Now, indiscriminate access to your content might violate whatever commitments Amazon made to you in their terms of service; I have not read them for a long time and can't remember what the language is specifically. But that would not be a matter for the FBI.
Assuming that the information would be behind at least a password entrance that a user had setup, Amazon breaking through that would be considered illegal unless they had a court order or something. They can peer into metadata that your machine creates but I think looking at private information on a server that they lease out would be illegal. Maybe I'm just hopeful?
I love B&H, we planned family holidays from the UK specifically around buying from this shop. When the $/£ exchange was healthier we got some real bargains!
At the very least, they own your IP traffic. From there, every single value-add service you use gives them an opportunity to eavesdrop your data. Take, for example, https://aws.amazon.com/elasticloadbalancing. All of the sudden your URL traffic is 'fair' game.
Hold up one second. Is this something that they're actually open to doing? Surely part of their ToS isn't about stealing data on their physical infrastructure to enable other aspects of their business. Right? Has any data centre ever done this?
Imagine if amazon has as much ad presence as google or fb. If they're able to identify you as a business of interest and identify your key employees you're pretty much f'd unless they have adblockers and even that might not be enough
Christ, this thought is terrifying. If any company would be this shady it would be Amazon, and they have the greatest market share. And other commenters here make it sound like it's not even clearly illegal.
The one point of solace is that there's a lot of competition out there for web hosting.
Just did a tracert to their website. After hitting b-h-photo-v.ear1.newark1.level3.net it goes through a couple routers on an IP block they own before hitting their IP.
They have 100% hypervisor access. To give them zero knowledge, you need full homomorphic encryption which is impractical at this point (and likely for a while).
You may trust them not to abuse hypervisor access, but they still have network “meta” data - it could tell them how many transactions clear against credit processors (though not the actual amounts if encrypted), a good idea general distribution of page views With respect to time and user ip (though not the exact pages), times of day, demographics of users (Geo locations and ISPs, for example)
If you don’t trust them not to peek at what they can, don’t use them. He is perfectly right.
There are other cloud providers who aren’t competing with B&H and would be a better choice. But amazon is a direct competitor to B&H, even if they do have an IT barrier - they cross subsidize; any $ paid to Amazon helps it against B&H.

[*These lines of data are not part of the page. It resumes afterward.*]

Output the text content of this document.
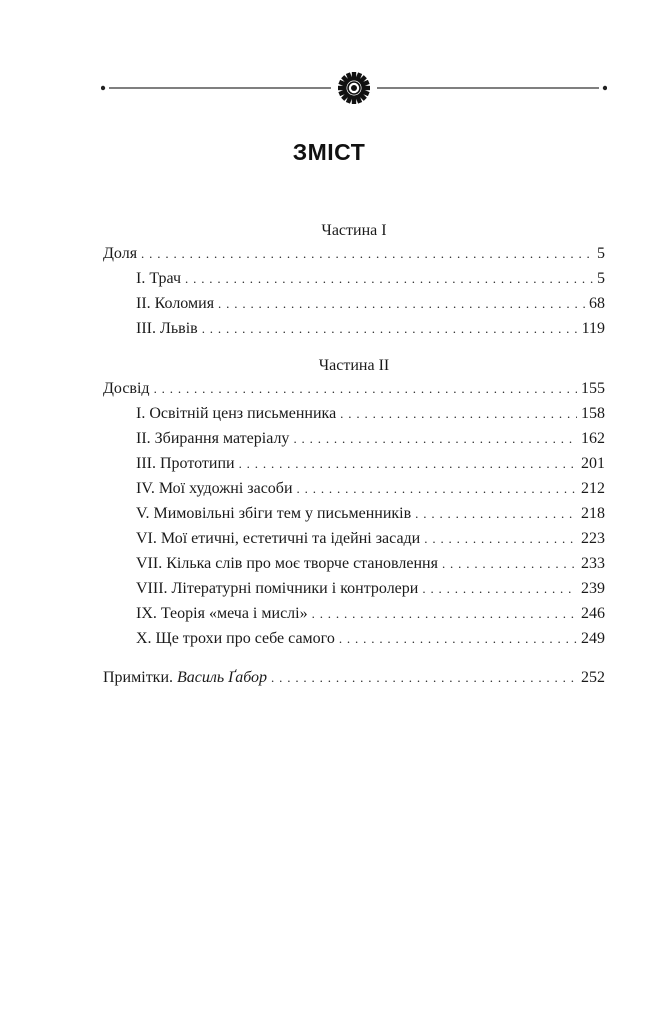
ЗМІСТ
Частина I
Доля . . .	5
I. Трач . . .	5
II. Коломия . . .	68
III. Львів . . .	119
Частина II
Досвід . . .	155
I. Освітній ценз письменника . . .	158
II. Збирання матеріалу . . .	162
III. Прототипи . . .	201
IV. Мої художні засоби . . .	212
V. Мимовільні збіги тем у письменників . . .	218
VI. Мої етичні, естетичні та ідейні засади . . .	223
VII. Кілька слів про моє творче становлення . . .	233
VIII. Літературні помічники і контролери . . .	239
IX. Теорія «меча і мислі» . . .	246
X. Ще трохи про себе самого . . .	249
Примітки. Василь Ґабор . . .	252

If any decryption of your data occurs on AWS hardware (i.e. if your software in AWS has access to your unencrypted data), then wouldn't AWS also have access to it if they wanted? Even with encrypted volumes, etc, the decrypted data is present in memory, AWS controls the box with the memory in it.
Yep, this is how computers work. Not saying this to be snarky, just... it's surprising how many people don't know this. And when I say 'people' I mean 'Professional Software Engineers with Years of Experience in the Industry'
I'm not sure that Amazon would be able to pierce the veil of the hypervisor like that, but his instincts were in the correct direction.